Vice-Chancellor and President of the University of Wollongong, Professor Patricia Davidson, a global leader in cardiac health, says all too often women feel like they’re making a fuss.

“There’s a lot of evidence to suggest that women feel anxious about ‘complaining’, there’s a lack of confidence, they don’t want to waste a professional’s time,” she says.

“In my area of work for example, cardiovascular disease, it’s stereotyped as a man’s disease and yet it’s the number one killer of women.

“However, many women, when they do report symptoms, aren’t taken seriously.”

Ways to avoid medical gaslighting

1. Be assertive

Trust yourself and don’t downplay your pain or your symptoms, Professor Davidson says.

“There are feminised gender roles which mean women are expected to be kind, gentle and demure.

“We need to be confident in speaking up about our needs.”

2. Be persistent

Sydney GP Dr Michela Sorensen says it also pays to be persistent.

“A big part of it is that the symptoms might not be specific, you might be feeling bloating and tiredness but you’re rundown and busy and life is full on, a lot of factors come into play,” Dr Sorensen says.

“Insist that your healthcare professional listens, even if you’re repeating yourself.”

3. Find a doctor you trust

“Trust yourself and keep seeking the doctor or healthcare worker who is going to help you and who will give you the help you need and deserve,” Meghan advises.

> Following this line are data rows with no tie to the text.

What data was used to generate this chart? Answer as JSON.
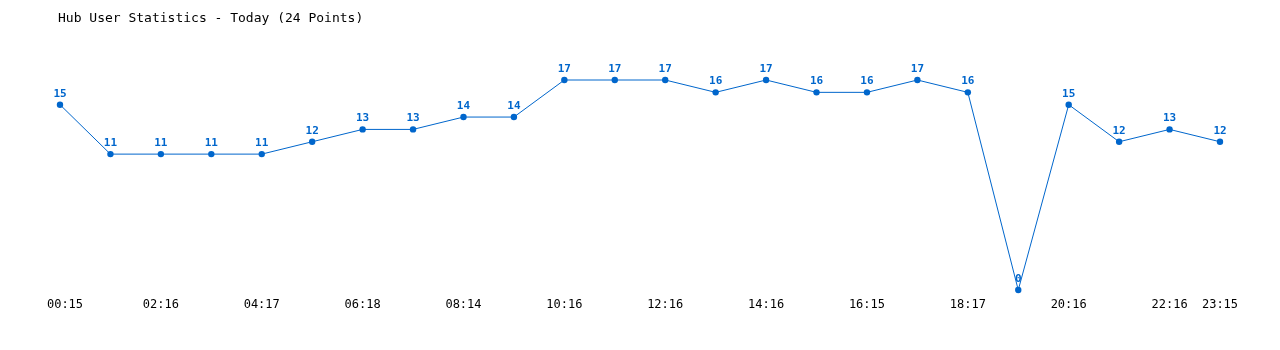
{
  "chart_data": {
    "type": "line",
    "title": "Hub User Statistics - Today (24 Points)",
    "categories": [
      "00:15",
      null,
      "02:16",
      null,
      "04:17",
      null,
      "06:18",
      null,
      "08:14",
      null,
      "10:16",
      null,
      "12:16",
      null,
      "14:16",
      null,
      "16:15",
      null,
      "18:17",
      null,
      "20:16",
      null,
      "22:16",
      "23:15"
    ],
    "series": [
      {
        "color": "#0066cc",
        "values": [
          15,
          11,
          11,
          11,
          11,
          12,
          13,
          13,
          14,
          14,
          17,
          17,
          17,
          16,
          17,
          16,
          16,
          17,
          16,
          0,
          15,
          12,
          13,
          12
        ]
      }
    ],
    "data_labels": true,
    "marker": "circle"
  }
}
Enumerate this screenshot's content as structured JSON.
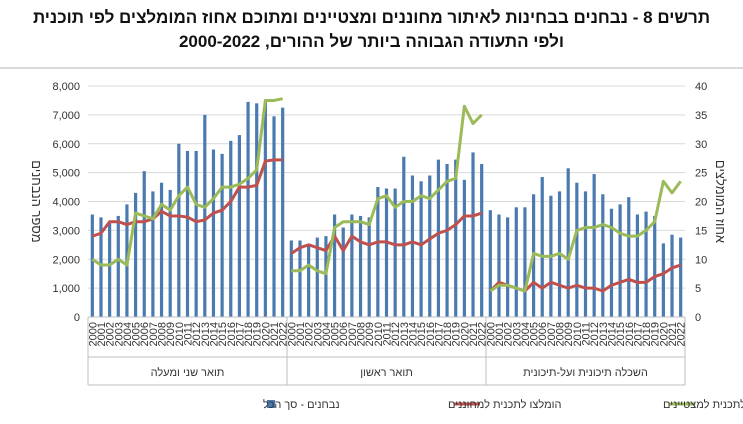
{
  "title_line1": "תרשים 8 - נבחנים בבחינות לאיתור מחוננים ומצטיינים ומתוכם אחוז המומלצים לפי תוכנית",
  "title_line2": "ולפי התעודה הגבוהה ביותר של ההורים, 2000-2022",
  "chart_data": {
    "type": "bar+line",
    "ylabel_left": "מספר הנבחנים",
    "ylabel_right": "אחוז המומלצים",
    "ylim_left": [
      0,
      8000
    ],
    "ylim_right": [
      0,
      40
    ],
    "yticks_left": [
      "0",
      "1,000",
      "2,000",
      "3,000",
      "4,000",
      "5,000",
      "6,000",
      "7,000",
      "8,000"
    ],
    "yticks_right": [
      "0",
      "5",
      "10",
      "15",
      "20",
      "25",
      "30",
      "35",
      "40"
    ],
    "years": [
      "2000",
      "2001",
      "2002",
      "2003",
      "2004",
      "2005",
      "2006",
      "2007",
      "2008",
      "2009",
      "2010",
      "2011",
      "2012",
      "2013",
      "2014",
      "2015",
      "2016",
      "2017",
      "2018",
      "2019",
      "2020",
      "2021",
      "2022"
    ],
    "grid": true,
    "legend_position": "bottom",
    "legend": [
      "נבחנים - סך הכל",
      "הומלצו לתכנית למחוננים",
      "הומלצו לתכנית למצטיינים"
    ],
    "colors": {
      "total": "#4a7ab0",
      "gifted": "#c0504d",
      "excellent": "#9bbb59"
    },
    "groups": [
      {
        "label": "תואר שני ומעלה",
        "total": [
          3550,
          3450,
          3250,
          3500,
          3900,
          4300,
          5050,
          4350,
          4650,
          4400,
          6000,
          5750,
          5750,
          7000,
          5800,
          5650,
          6100,
          6300,
          7450,
          7400,
          7450,
          6950,
          7250
        ],
        "gifted": [
          14,
          14.5,
          16.5,
          16.5,
          16,
          16.5,
          16.5,
          17,
          18.3,
          17.5,
          17.5,
          17.3,
          16.5,
          16.8,
          18,
          18.5,
          20,
          22.5,
          22.5,
          22.8,
          27,
          27.2,
          27.2
        ],
        "excellent": [
          10,
          9,
          9,
          10,
          9,
          18,
          17.5,
          17,
          19.5,
          18.5,
          21,
          22.5,
          19.5,
          19,
          20.5,
          22.5,
          22.5,
          23,
          24,
          25.5,
          37.5,
          37.5,
          37.8
        ]
      },
      {
        "label": "תואר ראשון",
        "total": [
          2650,
          2650,
          2500,
          2750,
          2800,
          3550,
          3100,
          3550,
          3500,
          3450,
          4500,
          4450,
          4450,
          5550,
          4900,
          4700,
          4900,
          5450,
          5300,
          5450,
          4750,
          5700,
          5300
        ],
        "gifted": [
          11,
          12,
          12.5,
          12,
          11.5,
          14,
          11.5,
          14,
          13,
          12.5,
          13,
          13,
          12.5,
          12.5,
          13,
          12.5,
          13.5,
          14.5,
          15,
          16,
          17.5,
          17.5,
          18
        ],
        "excellent": [
          8,
          8,
          9,
          8,
          7.5,
          15.5,
          16.5,
          16.5,
          16.5,
          16,
          20.5,
          21,
          19,
          20,
          20,
          21,
          20.5,
          22,
          23.5,
          24,
          36.5,
          33.5,
          35
        ]
      },
      {
        "label": "השכלה תיכונית ועל-תיכונית",
        "total": [
          3700,
          3550,
          3450,
          3800,
          3800,
          4250,
          4850,
          4200,
          4350,
          5150,
          4650,
          4350,
          4950,
          4250,
          3750,
          3900,
          4150,
          3550,
          3650,
          3500,
          2550,
          2850,
          2750
        ],
        "gifted": [
          4.5,
          6,
          5.5,
          5,
          4.5,
          6,
          5,
          6,
          5.5,
          5,
          5.5,
          5,
          5,
          4.5,
          5.5,
          6,
          6.5,
          6,
          6,
          7,
          7.5,
          8.5,
          9
        ],
        "excellent": [
          4.5,
          5.5,
          5.5,
          5,
          4.5,
          11,
          10.5,
          10.5,
          11,
          10,
          15,
          15.5,
          15.5,
          16,
          15.5,
          14.5,
          14,
          14,
          15,
          16.5,
          23.5,
          21.5,
          23.5
        ]
      }
    ]
  }
}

“For a long time, I felt I shouldn’t look for new doctors and I lost years of my life.

“Be your own advocate.”

4. Ask for a second opinion

“I say to my patients’ day in and day out, let’s run tests because even if we don’t find an answer first up, we need to keep working until we get to the bottom of what it is and it may be that it is a combination of things,” Dr Sorensen says.

“A good doctor won’t be offended if you want to seek more opinions about your health.”

5. Stop putting yourself second

“All too often women put the health and wellbeing of others above themselves,” Professor Davidson says.

“When it comes to your health, you need to put yourself first.”